Delicate indie offshoots deliver lovely, inconvenient truths

Jonathan Meiburg and Shara Worden are the king and queen of fragile rock, from their lyrics (and the way they're delivered) to the eclectic instruments that complement them, including hammered dulcimer, harp, and kalimba. It comes as no surprise, then, that the themes of their respective bands' new albums—Rook, by Meiburg's Okkervil River offshoot Shearwater, and A Thousand Shark's Teeth, by Worden's Sufjan Stevens offshoot My Brightest Diamond—are as fragile as the leg lamp in A Christmas Story.

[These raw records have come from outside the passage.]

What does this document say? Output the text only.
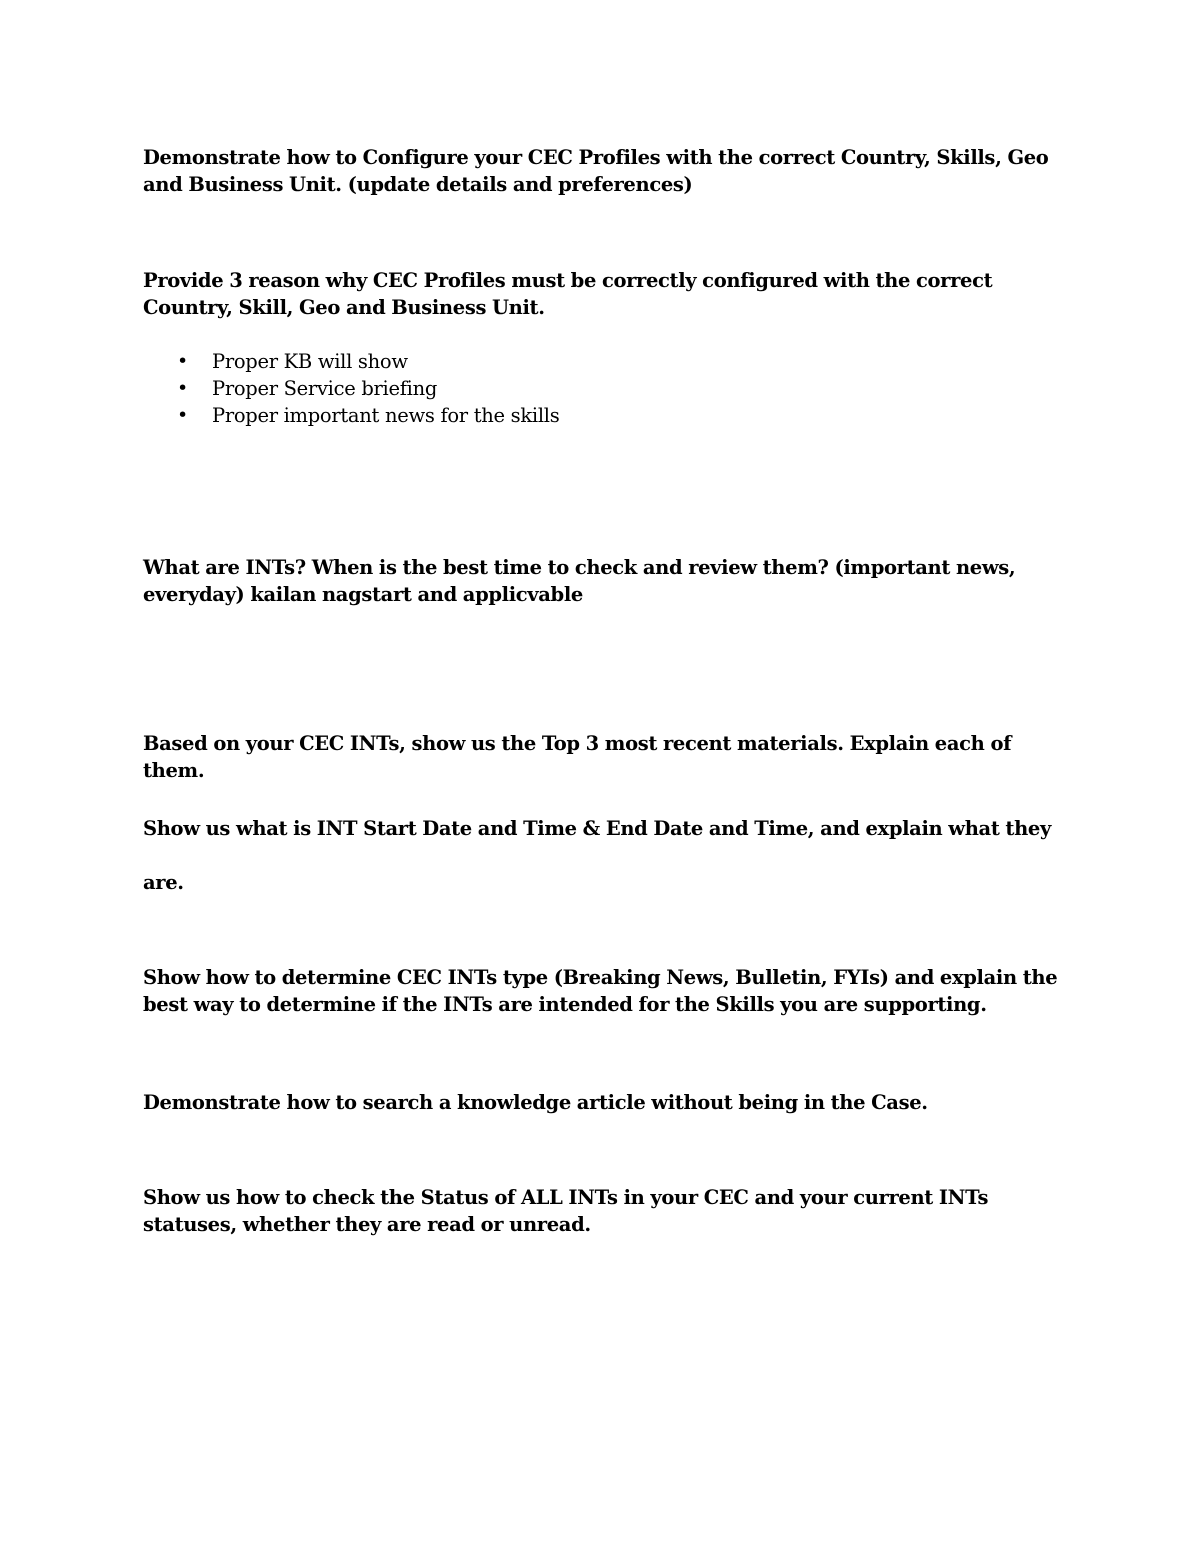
Demonstrate how to Configure your CEC Profiles with the correct Country, Skills, Geo and Business Unit. (update details and preferences)

Provide 3 reason why CEC Profiles must be correctly configured with the correct Country, Skill, Geo and Business Unit.

• Proper KB will show
• Proper Service briefing
• Proper important news for the skills

What are INTs? When is the best time to check and review them? (important news, everyday) kailan nagstart and applicvable

Based on your CEC INTs, show us the Top 3 most recent materials. Explain each of them.

Show us what is INT Start Date and Time & End Date and Time, and explain what they

are.

Show how to determine CEC INTs type (Breaking News, Bulletin, FYIs) and explain the best way to determine if the INTs are intended for the Skills you are supporting.

Demonstrate how to search a knowledge article without being in the Case.

Show us how to check the Status of ALL INTs in your CEC and your current INTs statuses, whether they are read or unread.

Rook, a follow-up to the Kelefa Sanneh–endorsed Palo Santo, is an unwitting supplement to Al Gore's climate-crisis campaign, speaking of apocalypse in the face of inaction. "Rooks" (the song is plural) glides on an elegant electric-guitar riff, lap-steel guitar, and searing trumpet while Meiburg—an avid birder who's done field research in the Galápagos—sings about Johnny Rooks, swallows, and gulls meeting their maker; for a kicker, he offers: "And we'll sleep until the world of man is paralyzed" in a tone that obliterates his boy soprano. "Century Eyes," meanwhile, is the album's lone lightning bolt—totally in-sync clangs, squalls, and rumbles that suddenly have the plug pulled on them, leaving you wanting another verse.

Meiburg also ponies up non-"green" songs like "Home Life," wherein a young girl sizes herself up against the boys; Shara Worden could very well be the manifestation of that girl on Shark's Teeth, the follow-up to MBD's sleek debut, Bring Me the Workhorse. "Inside a boy I found a universe/And in his eyes are a thousand stars on a dark sky," she coos on "Inside a Boy," a fusion of electric-guitar blasts and plentiful strings. Her operatic voice is all the more riveting on "Ice and the Storm," another account of the innate bond between soulmates. Worden's chamber-influenced compositions—nearly all of them about love in some form—have been percolating for six years, and the evidence shows she's been a nurturing mother.

Both albums exude grace and vocal excellence in the realm of Art Garfunkel or Kate Bush—a consequence of the earth-shattering stakes at hand. The rub is that Shark's Teeth is better than good but Rook is great, with an emotional clarity and narrative acuity that makes it one of the year's most rewarding listens.